Lors de la 12e parade militaire [7] organisée à Pyongyang depuis son arrivée aux commande de la RPDC voilà une décennie, Kim Jong-un prononça notamment les paroles suivantes, à destination du voisin méridional (Corée du Sud) et de son plus lointain adversaire idéologique (Etats-Unis) : ‘’Les forces nucléaires, symbole de notre force nationale et cœur de notre puissance militaire, doivent être renforcées en termes de qualité et d’ampleur. Si des forces (extérieures) tentent de violer les intérêts fondamentaux de notre État, nos forces nucléaires devront accomplir de manière décisive une deuxième ‘mission inattendue’. La RPDC est maintenant totalement préparée à tout type de guerre".

En pleine guerre en Ukraine et évocations répétées du Kremlin quant à l’emploi possible (en cas d’interventions militaires extérieures) d’engins nucléaires tactiques, les experts de la Corée du Nord auront noté dans les propos du dictateur trentenaire (notamment le concept flou de droits fondamentaux) un possible durcissement de la doctrine nucléaire nord-coréenne, une évolution jugée agressive par certains observateurs (cf. professeur Park Won-gon de la Ewha Womans University), lesquels n’auront pas manqué de relever que ces saillies comminatoires ont été prononcées en tenue symbolique de Maréchal : ‘’Cela indique qu’il (Kim Jong-un) adoptera probablement une position extrêmement dure à l’égard du nouveau gouvernement sud-coréen de Yoon Suk-yeol [8], qui a exprimé une attitude belliqueuse à l’égard du Nord [9]’’ décrypte Cheong Seong-chang [10], directeur du Center for North Korean Studies au prestigieux Sejong Institute (Séoul).

Pour rappel, un mois plus tôt (24 mars 2022), le moratoire nord-coréen sur les tirs de missiles intercontinentaux (ICBM) en vigueur depuis 2017 volait en éclat avec l’essai (réussi) d’une version a priori améliorée du – très médiatique désormais … - missile balistique Hwasong-17 [11], nouvelle fierté du régime… Mi-avril, dans la foulée du 110e anniversaire de la naissance – Jour du Soleil ; journée nationale fériée – du fondateur du régime, la Corée du Nord poursuivait une frénésie d’essais balistiques inédite depuis cinq ans en procédant à son 12e tir de missiles en lançant deux missiles à courte portée (SRBM) en direction de la mer de l’Est (mer du Japon) ; ce, alors que les forces militaires sud-coréennes et américaines s’apprêtaient à débuter leurs manœuvres militaires printanières conjointes [12] et que quelques jours plus tôt, un groupe aéronaval américain amené par le porte-avions USS Abraham Lincoln croisait en mer de l’Est…

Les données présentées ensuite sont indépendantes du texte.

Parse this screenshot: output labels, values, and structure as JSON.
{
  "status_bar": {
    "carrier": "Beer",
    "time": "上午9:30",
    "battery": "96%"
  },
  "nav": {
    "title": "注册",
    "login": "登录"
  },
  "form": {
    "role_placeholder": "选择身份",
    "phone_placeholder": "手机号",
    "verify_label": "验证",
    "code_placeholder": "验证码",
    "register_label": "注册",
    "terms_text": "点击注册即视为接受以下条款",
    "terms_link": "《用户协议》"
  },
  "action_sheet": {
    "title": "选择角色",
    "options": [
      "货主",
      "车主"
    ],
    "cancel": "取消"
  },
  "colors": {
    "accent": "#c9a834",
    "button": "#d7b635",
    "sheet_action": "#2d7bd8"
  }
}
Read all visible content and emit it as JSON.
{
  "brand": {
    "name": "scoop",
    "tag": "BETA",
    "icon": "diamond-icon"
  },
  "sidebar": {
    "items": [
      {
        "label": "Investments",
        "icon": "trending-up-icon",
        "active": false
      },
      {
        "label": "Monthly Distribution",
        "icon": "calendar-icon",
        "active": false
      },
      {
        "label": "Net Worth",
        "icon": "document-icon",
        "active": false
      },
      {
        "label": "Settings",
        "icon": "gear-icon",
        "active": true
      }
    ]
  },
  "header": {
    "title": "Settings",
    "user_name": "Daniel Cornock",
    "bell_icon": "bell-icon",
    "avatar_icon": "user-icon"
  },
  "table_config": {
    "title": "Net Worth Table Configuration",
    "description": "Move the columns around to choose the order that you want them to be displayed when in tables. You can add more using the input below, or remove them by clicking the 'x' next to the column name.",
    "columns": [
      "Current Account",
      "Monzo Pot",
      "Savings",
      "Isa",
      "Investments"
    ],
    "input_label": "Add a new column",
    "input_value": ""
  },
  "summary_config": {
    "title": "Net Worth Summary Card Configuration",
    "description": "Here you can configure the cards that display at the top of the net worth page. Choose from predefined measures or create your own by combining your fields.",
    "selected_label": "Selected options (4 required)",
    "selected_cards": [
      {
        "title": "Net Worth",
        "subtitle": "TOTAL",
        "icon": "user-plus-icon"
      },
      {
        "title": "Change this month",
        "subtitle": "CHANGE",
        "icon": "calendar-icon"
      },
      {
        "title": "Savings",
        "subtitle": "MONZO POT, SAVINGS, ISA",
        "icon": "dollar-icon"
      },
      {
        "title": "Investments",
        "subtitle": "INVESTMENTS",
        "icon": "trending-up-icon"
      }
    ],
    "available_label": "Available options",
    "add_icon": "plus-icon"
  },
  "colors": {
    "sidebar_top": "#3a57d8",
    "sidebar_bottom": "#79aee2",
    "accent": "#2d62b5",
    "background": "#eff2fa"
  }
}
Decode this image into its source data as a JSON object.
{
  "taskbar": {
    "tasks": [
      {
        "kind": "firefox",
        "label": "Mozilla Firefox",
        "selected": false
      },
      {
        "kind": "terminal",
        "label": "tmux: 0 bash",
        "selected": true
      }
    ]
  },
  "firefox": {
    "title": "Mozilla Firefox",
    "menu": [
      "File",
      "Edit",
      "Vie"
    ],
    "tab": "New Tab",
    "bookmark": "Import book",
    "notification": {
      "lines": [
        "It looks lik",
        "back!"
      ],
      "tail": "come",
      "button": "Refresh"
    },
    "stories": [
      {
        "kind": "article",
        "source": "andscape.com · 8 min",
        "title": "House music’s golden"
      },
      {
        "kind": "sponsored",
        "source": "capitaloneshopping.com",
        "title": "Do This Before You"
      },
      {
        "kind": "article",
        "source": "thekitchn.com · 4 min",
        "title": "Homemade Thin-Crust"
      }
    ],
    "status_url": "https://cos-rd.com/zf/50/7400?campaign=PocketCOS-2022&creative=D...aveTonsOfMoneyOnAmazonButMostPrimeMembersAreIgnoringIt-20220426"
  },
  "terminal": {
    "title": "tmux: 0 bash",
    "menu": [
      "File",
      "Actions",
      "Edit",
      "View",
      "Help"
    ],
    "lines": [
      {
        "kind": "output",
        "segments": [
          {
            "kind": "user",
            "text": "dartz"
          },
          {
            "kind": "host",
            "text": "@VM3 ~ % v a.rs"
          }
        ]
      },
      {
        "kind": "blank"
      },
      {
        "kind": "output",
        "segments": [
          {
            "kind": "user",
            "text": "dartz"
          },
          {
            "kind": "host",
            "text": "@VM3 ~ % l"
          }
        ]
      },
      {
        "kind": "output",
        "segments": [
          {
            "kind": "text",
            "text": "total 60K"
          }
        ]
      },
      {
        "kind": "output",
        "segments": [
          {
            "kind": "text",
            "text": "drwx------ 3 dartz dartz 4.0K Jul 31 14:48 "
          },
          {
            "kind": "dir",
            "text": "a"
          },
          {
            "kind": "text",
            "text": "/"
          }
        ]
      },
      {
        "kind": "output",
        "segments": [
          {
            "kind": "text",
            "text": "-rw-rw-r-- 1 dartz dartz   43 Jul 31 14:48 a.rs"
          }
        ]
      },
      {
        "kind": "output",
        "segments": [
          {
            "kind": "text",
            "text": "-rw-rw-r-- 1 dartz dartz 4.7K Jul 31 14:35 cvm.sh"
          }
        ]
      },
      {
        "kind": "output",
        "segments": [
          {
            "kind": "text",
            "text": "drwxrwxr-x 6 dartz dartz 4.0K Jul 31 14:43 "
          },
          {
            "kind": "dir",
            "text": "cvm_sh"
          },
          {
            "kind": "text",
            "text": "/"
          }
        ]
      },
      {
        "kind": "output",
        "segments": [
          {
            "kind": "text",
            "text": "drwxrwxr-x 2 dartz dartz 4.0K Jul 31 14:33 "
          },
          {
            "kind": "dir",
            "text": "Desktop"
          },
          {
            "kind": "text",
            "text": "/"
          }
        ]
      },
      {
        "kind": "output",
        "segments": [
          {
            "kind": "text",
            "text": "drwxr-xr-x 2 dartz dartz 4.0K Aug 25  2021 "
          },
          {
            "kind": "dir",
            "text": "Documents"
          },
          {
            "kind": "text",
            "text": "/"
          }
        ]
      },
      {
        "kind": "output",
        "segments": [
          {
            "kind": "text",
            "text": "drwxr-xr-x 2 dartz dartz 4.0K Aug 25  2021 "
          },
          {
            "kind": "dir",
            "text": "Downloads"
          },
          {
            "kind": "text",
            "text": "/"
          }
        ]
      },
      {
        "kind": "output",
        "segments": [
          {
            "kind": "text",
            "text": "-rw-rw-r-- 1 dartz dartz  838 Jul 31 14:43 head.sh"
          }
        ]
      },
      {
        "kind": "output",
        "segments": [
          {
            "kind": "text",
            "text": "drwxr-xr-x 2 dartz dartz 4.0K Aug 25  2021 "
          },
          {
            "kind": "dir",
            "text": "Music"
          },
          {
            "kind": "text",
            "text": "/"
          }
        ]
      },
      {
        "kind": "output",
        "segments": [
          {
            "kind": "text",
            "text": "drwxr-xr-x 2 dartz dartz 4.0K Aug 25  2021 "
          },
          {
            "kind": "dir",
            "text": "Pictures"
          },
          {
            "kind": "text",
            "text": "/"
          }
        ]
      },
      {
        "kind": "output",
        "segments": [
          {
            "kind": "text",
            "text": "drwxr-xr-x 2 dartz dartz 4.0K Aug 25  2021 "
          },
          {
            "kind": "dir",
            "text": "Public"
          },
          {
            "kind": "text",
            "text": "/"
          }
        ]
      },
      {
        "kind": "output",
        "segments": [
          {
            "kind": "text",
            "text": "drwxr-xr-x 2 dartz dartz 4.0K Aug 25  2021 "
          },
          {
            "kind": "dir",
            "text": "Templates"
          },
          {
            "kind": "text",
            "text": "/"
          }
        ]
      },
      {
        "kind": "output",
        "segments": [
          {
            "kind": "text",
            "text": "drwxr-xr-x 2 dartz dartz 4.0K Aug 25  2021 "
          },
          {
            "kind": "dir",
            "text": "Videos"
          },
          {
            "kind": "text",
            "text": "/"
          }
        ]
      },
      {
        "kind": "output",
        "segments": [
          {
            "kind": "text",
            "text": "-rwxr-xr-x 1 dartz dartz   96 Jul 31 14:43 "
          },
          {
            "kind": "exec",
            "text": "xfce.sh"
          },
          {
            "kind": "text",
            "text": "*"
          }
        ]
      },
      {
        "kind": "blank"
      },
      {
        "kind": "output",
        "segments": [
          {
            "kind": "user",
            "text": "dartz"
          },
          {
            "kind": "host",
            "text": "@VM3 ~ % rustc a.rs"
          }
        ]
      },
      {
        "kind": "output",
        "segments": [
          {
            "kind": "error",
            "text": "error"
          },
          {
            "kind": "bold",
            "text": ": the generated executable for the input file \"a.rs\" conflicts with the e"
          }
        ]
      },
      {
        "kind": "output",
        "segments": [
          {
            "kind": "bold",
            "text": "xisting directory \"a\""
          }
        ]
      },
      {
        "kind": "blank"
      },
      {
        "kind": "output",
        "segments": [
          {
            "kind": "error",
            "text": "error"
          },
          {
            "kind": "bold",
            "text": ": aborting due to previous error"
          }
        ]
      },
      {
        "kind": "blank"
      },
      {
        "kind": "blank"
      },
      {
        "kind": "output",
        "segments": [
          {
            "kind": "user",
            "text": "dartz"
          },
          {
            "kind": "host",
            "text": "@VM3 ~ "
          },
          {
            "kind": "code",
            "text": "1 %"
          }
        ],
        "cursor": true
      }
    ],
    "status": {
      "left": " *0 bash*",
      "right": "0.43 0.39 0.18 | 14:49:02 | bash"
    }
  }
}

Au printemps 2022, trois générations après la fin de la guerre de Corée (1950-1953), qu’en est-il à court terme des intentions, projets et attentes de la Corée du Nord vis-à-vis du voisin du Sud, de ses (rares mais influents) partenaires stratégiques (Chine et Russie), enfin, de l’ennemi américain tant honni et pourtant recherché [13] ?

Corée du Sud : (énièmes) turbulences à venir sur la ligne Séoul-Pyongyang

Le 28 avril 2022, trois jours après les célébrations au Nord du 38e parallèle et les incantations atomiques de Kim Jong-un évoquées plus haut, le ministère sud-coréen de l’Unification invitait les autorités du Nord à ne pas aggraver les tensions : ‘’Notre gouvernement et la communauté internationale maintiennent la position selon laquelle la Corée du Nord doit cesser tout acte susceptible d’exacerber les tensions, notamment le renforcement de ses capacités nucléaires, et revenir à la table des négociations [14]’’. Et Séoul, entre main tendue et fermeté (relative), d’ajouter à l’adresse de la dictature kimiste : ‘’La Corée du Sud poursuivra ses efforts pour parvenir à la dénucléarisation et à la paix dans la péninsule coréenne, en étroite coordination avec Washington, tout en surveillant de près le Nord’’.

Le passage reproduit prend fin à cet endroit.